Saturday, August 31, 2019

Timing and Retaliation: Green v. City of Phoenix; Wellner v. Mentefiore Medical Center

Two recent cases illustrate the complexities in relying on timing to prove that retaliation was a but-for cause.

In Green v. City of Phoenix, No. CV-15-02570-PHX-DJH (D. Ariz. Aug. 26, 2019), Judge Diane Humetewa mistakenly rejected the plaintiff's retaliation claim for want of direct evidence:
Plaintiff relies entirely on temporal proximity to prove that his protected activity was the but-for cause of his May 2012 work fitness evaluation. . . .  In the end, it takes more than allegations of temporal proximity to demonstrate but-for causation in a Title VII retaliation claim post-Nassar. See Cheeks v. Gen. Dynamics, 22 F. Supp. 3d 1015, 1036 (D. Ariz. 2014 ("Plaintiff provides no direct evidence of but-for causation, and instead asks the Court to infer causation through proximity in time and by inferring knowledge of the complaints on her superiors. The Court, however, does not find such inferences reasonable.").
The mistake here is in equating but-for causation with direct evidence. If an employee was fired shortly after complaining about sexual harassment, that timing is enough to create an inference that the termination was based on the complaint. It's true that the inference is weak, but it puts the burden on the employer to provide evidence that the termination was for a non-retaliatory reason. If the employee can discredit and weaken the employer's reason, that's all it takes to show but-for causation. The notion that direct evidence is needed was rejected by the Supreme Court in Reeves v. Sanderson Plumbing.

By contrast, in Wellner v. Montefiore Medical Center, 17 Civ. 3479 (KPF), Judge Katherine Polk Failla mistakenly gave too much weight to timing that supported a finding of retaliation while not considering timing that undermined a finding of retaliation. In Wellner, the defendant fired an employee after she had been on paid leave for over four months while criminal proceedings against her were pending. The termination decision was made shortly after the employee informed the employer that she wanted to go on short-term disability, but it also occurred the day after the employee informed the employer that, before she resolved her criminal case, she wanted to know if the employer planned on firing her. 

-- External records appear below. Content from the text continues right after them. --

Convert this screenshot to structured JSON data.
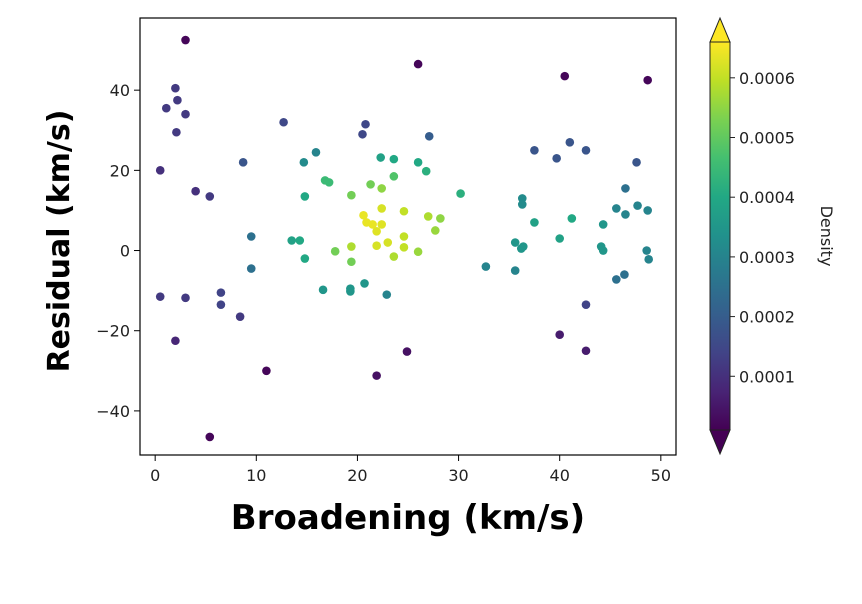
{
  "chart_data": {
    "type": "scatter",
    "xlabel": "Broadening (km/s)",
    "ylabel": "Residual (km/s)",
    "xlim": [
      -1.5,
      51.5
    ],
    "ylim": [
      -51,
      58
    ],
    "xticks": [
      0,
      10,
      20,
      30,
      40,
      50
    ],
    "yticks": [
      -40,
      -20,
      0,
      20,
      40
    ],
    "grid": false,
    "colormap": "viridis",
    "colorbar": {
      "label": "Density",
      "range": [
        1e-05,
        0.00066
      ],
      "ticks": [
        0.0001,
        0.0002,
        0.0003,
        0.0004,
        0.0005,
        0.0006
      ],
      "tick_labels": [
        "0.0001",
        "0.0002",
        "0.0003",
        "0.0004",
        "0.0005",
        "0.0006"
      ],
      "extend": "both"
    },
    "points": [
      {
        "x": 3.0,
        "y": 52.5,
        "c": 2e-05
      },
      {
        "x": 26.0,
        "y": 46.5,
        "c": 2e-05
      },
      {
        "x": 40.5,
        "y": 43.5,
        "c": 2e-05
      },
      {
        "x": 48.7,
        "y": 42.5,
        "c": 2e-05
      },
      {
        "x": 2.0,
        "y": 40.5,
        "c": 0.00012
      },
      {
        "x": 2.2,
        "y": 37.5,
        "c": 0.00012
      },
      {
        "x": 1.1,
        "y": 35.5,
        "c": 0.00012
      },
      {
        "x": 3.0,
        "y": 34.0,
        "c": 0.00012
      },
      {
        "x": 2.1,
        "y": 29.5,
        "c": 0.00012
      },
      {
        "x": 0.5,
        "y": 20.0,
        "c": 0.0001
      },
      {
        "x": 4.0,
        "y": 14.8,
        "c": 0.0001
      },
      {
        "x": 5.4,
        "y": 13.5,
        "c": 0.00012
      },
      {
        "x": 0.5,
        "y": -11.5,
        "c": 0.00012
      },
      {
        "x": 3.0,
        "y": -11.8,
        "c": 0.00012
      },
      {
        "x": 6.5,
        "y": -10.5,
        "c": 0.00014
      },
      {
        "x": 6.5,
        "y": -13.5,
        "c": 0.00014
      },
      {
        "x": 8.4,
        "y": -16.5,
        "c": 0.00012
      },
      {
        "x": 2.0,
        "y": -22.5,
        "c": 8e-05
      },
      {
        "x": 11.0,
        "y": -30.0,
        "c": 2e-05
      },
      {
        "x": 5.4,
        "y": -46.5,
        "c": 2e-05
      },
      {
        "x": 8.7,
        "y": 22.0,
        "c": 0.00018
      },
      {
        "x": 9.5,
        "y": 3.5,
        "c": 0.00025
      },
      {
        "x": 9.5,
        "y": -4.5,
        "c": 0.00025
      },
      {
        "x": 12.7,
        "y": 32.0,
        "c": 0.00015
      },
      {
        "x": 20.8,
        "y": 31.5,
        "c": 0.00015
      },
      {
        "x": 20.5,
        "y": 29.0,
        "c": 0.00015
      },
      {
        "x": 27.1,
        "y": 28.5,
        "c": 0.0002
      },
      {
        "x": 15.9,
        "y": 24.5,
        "c": 0.0003
      },
      {
        "x": 14.7,
        "y": 22.0,
        "c": 0.00032
      },
      {
        "x": 22.3,
        "y": 23.2,
        "c": 0.00038
      },
      {
        "x": 23.6,
        "y": 22.8,
        "c": 0.0004
      },
      {
        "x": 26.0,
        "y": 22.0,
        "c": 0.0004
      },
      {
        "x": 26.8,
        "y": 19.8,
        "c": 0.00042
      },
      {
        "x": 23.6,
        "y": 18.5,
        "c": 0.00048
      },
      {
        "x": 16.8,
        "y": 17.5,
        "c": 0.00045
      },
      {
        "x": 17.2,
        "y": 17.0,
        "c": 0.00045
      },
      {
        "x": 21.3,
        "y": 16.5,
        "c": 0.00052
      },
      {
        "x": 22.4,
        "y": 15.5,
        "c": 0.00055
      },
      {
        "x": 19.4,
        "y": 13.8,
        "c": 0.00052
      },
      {
        "x": 14.8,
        "y": 13.5,
        "c": 0.0004
      },
      {
        "x": 30.2,
        "y": 14.2,
        "c": 0.00042
      },
      {
        "x": 22.4,
        "y": 10.5,
        "c": 0.00062
      },
      {
        "x": 24.6,
        "y": 9.8,
        "c": 0.0006
      },
      {
        "x": 20.6,
        "y": 8.8,
        "c": 0.00064
      },
      {
        "x": 27.0,
        "y": 8.5,
        "c": 0.00058
      },
      {
        "x": 28.2,
        "y": 8.0,
        "c": 0.00055
      },
      {
        "x": 20.9,
        "y": 7.0,
        "c": 0.00064
      },
      {
        "x": 21.5,
        "y": 6.5,
        "c": 0.00064
      },
      {
        "x": 22.4,
        "y": 6.5,
        "c": 0.00063
      },
      {
        "x": 21.9,
        "y": 4.8,
        "c": 0.00063
      },
      {
        "x": 27.7,
        "y": 5.0,
        "c": 0.00056
      },
      {
        "x": 24.6,
        "y": 3.5,
        "c": 0.0006
      },
      {
        "x": 13.5,
        "y": 2.5,
        "c": 0.00038
      },
      {
        "x": 14.3,
        "y": 2.5,
        "c": 0.0004
      },
      {
        "x": 21.9,
        "y": 1.2,
        "c": 0.00062
      },
      {
        "x": 23.0,
        "y": 2.0,
        "c": 0.00062
      },
      {
        "x": 19.4,
        "y": 1.0,
        "c": 0.00058
      },
      {
        "x": 24.6,
        "y": 0.8,
        "c": 0.0006
      },
      {
        "x": 17.8,
        "y": -0.2,
        "c": 0.00052
      },
      {
        "x": 26.0,
        "y": -0.3,
        "c": 0.00056
      },
      {
        "x": 23.6,
        "y": -1.5,
        "c": 0.00058
      },
      {
        "x": 14.8,
        "y": -2.0,
        "c": 0.0004
      },
      {
        "x": 19.4,
        "y": -2.8,
        "c": 0.00052
      },
      {
        "x": 16.6,
        "y": -9.8,
        "c": 0.00035
      },
      {
        "x": 19.3,
        "y": -9.5,
        "c": 0.00035
      },
      {
        "x": 19.3,
        "y": -10.2,
        "c": 0.00035
      },
      {
        "x": 20.7,
        "y": -8.2,
        "c": 0.00035
      },
      {
        "x": 22.9,
        "y": -11.0,
        "c": 0.0003
      },
      {
        "x": 32.7,
        "y": -4.0,
        "c": 0.0003
      },
      {
        "x": 21.9,
        "y": -31.2,
        "c": 4e-05
      },
      {
        "x": 24.9,
        "y": -25.2,
        "c": 4e-05
      },
      {
        "x": 37.5,
        "y": 25.0,
        "c": 0.00018
      },
      {
        "x": 39.7,
        "y": 23.0,
        "c": 0.00018
      },
      {
        "x": 41.0,
        "y": 27.0,
        "c": 0.00018
      },
      {
        "x": 42.6,
        "y": 25.0,
        "c": 0.00018
      },
      {
        "x": 47.6,
        "y": 22.0,
        "c": 0.00018
      },
      {
        "x": 46.5,
        "y": 15.5,
        "c": 0.00025
      },
      {
        "x": 36.3,
        "y": 13.0,
        "c": 0.00032
      },
      {
        "x": 36.3,
        "y": 11.5,
        "c": 0.00032
      },
      {
        "x": 47.7,
        "y": 11.2,
        "c": 0.0003
      },
      {
        "x": 45.6,
        "y": 10.5,
        "c": 0.0003
      },
      {
        "x": 48.7,
        "y": 10.0,
        "c": 0.0003
      },
      {
        "x": 46.5,
        "y": 9.0,
        "c": 0.0003
      },
      {
        "x": 41.2,
        "y": 8.0,
        "c": 0.0004
      },
      {
        "x": 37.5,
        "y": 7.0,
        "c": 0.00038
      },
      {
        "x": 44.3,
        "y": 6.5,
        "c": 0.00035
      },
      {
        "x": 40.0,
        "y": 3.0,
        "c": 0.00038
      },
      {
        "x": 35.6,
        "y": 2.0,
        "c": 0.00035
      },
      {
        "x": 36.4,
        "y": 1.0,
        "c": 0.00035
      },
      {
        "x": 36.2,
        "y": 0.5,
        "c": 0.00035
      },
      {
        "x": 44.1,
        "y": 1.0,
        "c": 0.00035
      },
      {
        "x": 44.3,
        "y": 0.0,
        "c": 0.00035
      },
      {
        "x": 48.6,
        "y": 0.0,
        "c": 0.0003
      },
      {
        "x": 48.8,
        "y": -2.2,
        "c": 0.0003
      },
      {
        "x": 35.6,
        "y": -5.0,
        "c": 0.0003
      },
      {
        "x": 46.4,
        "y": -6.0,
        "c": 0.00025
      },
      {
        "x": 45.6,
        "y": -7.2,
        "c": 0.00025
      },
      {
        "x": 42.6,
        "y": -13.5,
        "c": 0.00014
      },
      {
        "x": 40.0,
        "y": -21.0,
        "c": 6e-05
      },
      {
        "x": 42.6,
        "y": -25.0,
        "c": 6e-05
      }
    ]
  }
}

The question is whether the employer would have retained the employee if she had not requested an accommodation. Judge Failla's misunderstanding is obvious when she explains that “the plaintiff is not required to show that the employer's proffered reasons were false or played no role in the employment decision, but only that they were not the only reasons and that the prohibited factor was at least one of the motivating factors." The "motivating factor" standard is the alternative to but-for causation and is not sufficient to establish unlawful retaliation. Moreover, the employee had been on paid leave for an extended period of time, and she specifically asked the employer to let her know whether she would be fired. Given these circumstances, whatever inference of discrimination might have been raised by the short interval between the accommodation request and the termination decision was dispelled by the employee's request that the employer decide her fate and by the fact that the employer was obviously troubled by the criminal proceeding and the potential effect on the public's perception of the employer.









This blog reflects the views solely of its author. It is not intended, and should not be regarded, as legal advice on how to analyze any particular set of facts.